Following his astonishing victory over Goliath in the Valley of Elam just a few years prior, David suddenly finds himself hiding out from Saul’s jealous, relentless rage in these dark caves of Adullam. From the entrance to the cave, David could actually look down on the very place of his “gigantic” victory! Can you imagine David’s spiritual and emotional whiplash? From experiencing the empowering hand of God in his life as he took down Goliath, he now finds himself on the run. Feeling abandoned. And arriving at the rocky caves with dried drool crusting his beard, having just pretended to be a crazy man to get away from another potentially life-threatening situation. What in the world?
One of the most difficult losses we face in the midst of the unexpected and traumatic is a loss of assumptive belief. Our assumptions—the things we believe about God, the world, ourselves, and others—provide a stable footing for us. A way of orienting ourselves to the world around us. Our assumptive beliefs create security and meaning. Until something comes into our life that shatters what we believe and assume. And we find ourselves feeling shaky, upended, and wondering, “Where is God?”
It’s safe to say, David didn’t see his cave-time coming. He didn’t expect that God’s anointing and favor might at some point feel removed. As if God Himself was removed. Shattered assumptions. Despairing of life. Feeling all alone.
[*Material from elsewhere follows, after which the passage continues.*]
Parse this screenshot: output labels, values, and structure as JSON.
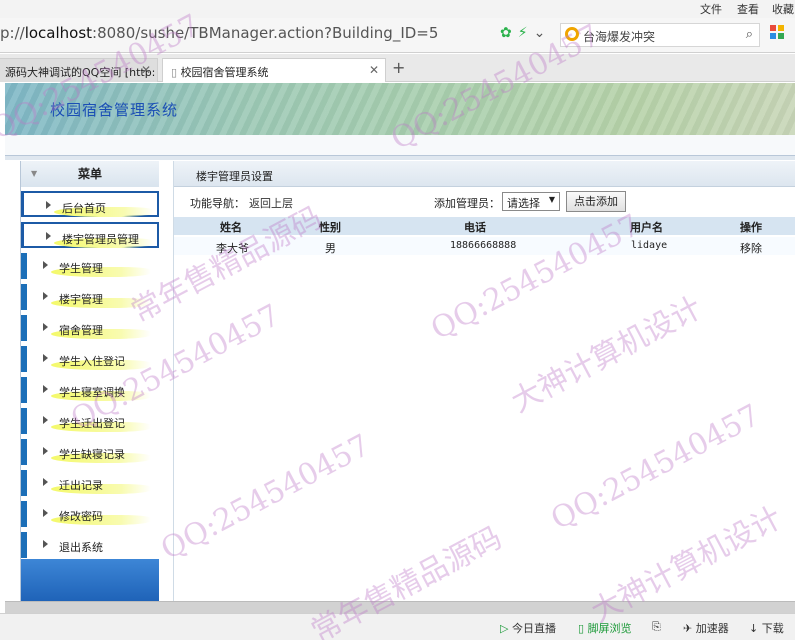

Traumatized and disoriented, huddled over a small fire in the cave of Adullam, David pours out his pain and confusion in Psalm 142. A desperate, raw prayer for refuge and connection.
We didn’t see this raging COVID-19 coming. We certainly didn’t expect to be hiding out in “caves” against a relentless enemy we cannot even see. And perhaps, we made assumptions about God and our world that have been shattered. We didn’t see that coming either.
ACTION: As you shelter-in-place, take a moment to consider: what assumptions do I have about God that have been shaken, perhaps even shattered, during this COVID time? Write them down, and then notice without judgment what emotions you feel. Then read Psalm 142. Where does your heart resonate with David’s? What are you longing for today? What prayer might you write to God today from your own cave-place?